El ser humano ha superado muchas dificultades a lo largo de la historia, dificultades que lo han hecho más ingenioso y fuerte para afrontar retos mayores. Y hoy me he acordado de una historia que me contaba el abuelo de mi mujer y que, a falta de ellos por no haberlos conocido, también el mío.
Las casas antiguas de Jerez y de otras muchas ciudades y pueblos de España, a falta de medios eficaces para mantener a raya a ratas y ratones, tenían en los gatos la solución perfecta para el problema. Los felinos, que solían sentir la llamada del deber por las noches (tanto para cazar roedores como para asegurarse descendencia gatuna), necesitaban una forma de abandonar y entrar en el hogar de acogida sin el concurso de sus durmientes amos. La ingeniosa solución no era otra que un agujero, más o menos sofisticado, que las puertas de las casas solariegas tenían en su parte baja.
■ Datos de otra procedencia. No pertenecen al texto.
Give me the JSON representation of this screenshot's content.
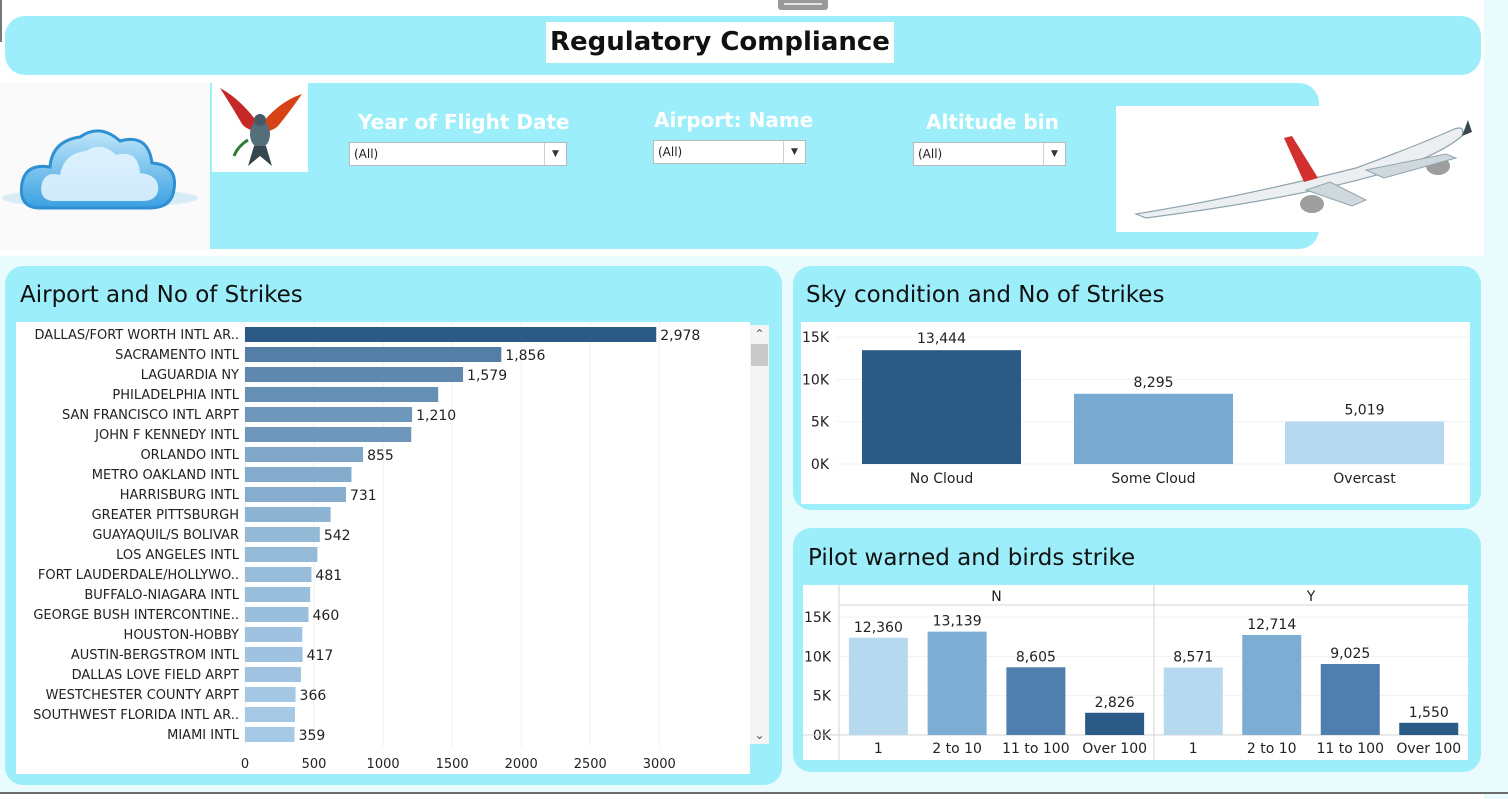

En una de esas casas jerezanas, vivía una familia acomodada cuya única hija, que ya empezaba a sentir la llamada de la naturaleza, era celosamente guardada por su buen padre. Enterado el señor de los encuentros furtivos que la muchacha mantenía con un mozo que se encandiló de ella, decidió encerrarla en la casa hasta que pasara la “primavera”
Pero si la primavera jerezana es calurosa y florida, el verano es aún peor y la muchacha no tuvo otro consuelo que hablarle al muchacho a través de la gatera. Situación que contentaba al padre porque tenía a la niña entretenida y la mantenía alejada de los “peligros” del caluroso verano. Lo que no sabía D. José, que así se llamaba el padre de la mocita, era que la madre de la niña le consentía al novio que entrara en el vestíbulo para que la conversación fuera menos incómoda. La niña le juraba que no pasaba de un inocente beso y que, obviamente, necesitaba algo de intimidad. Eso sí, de corta duración para que no se entusiasmaran demasiado…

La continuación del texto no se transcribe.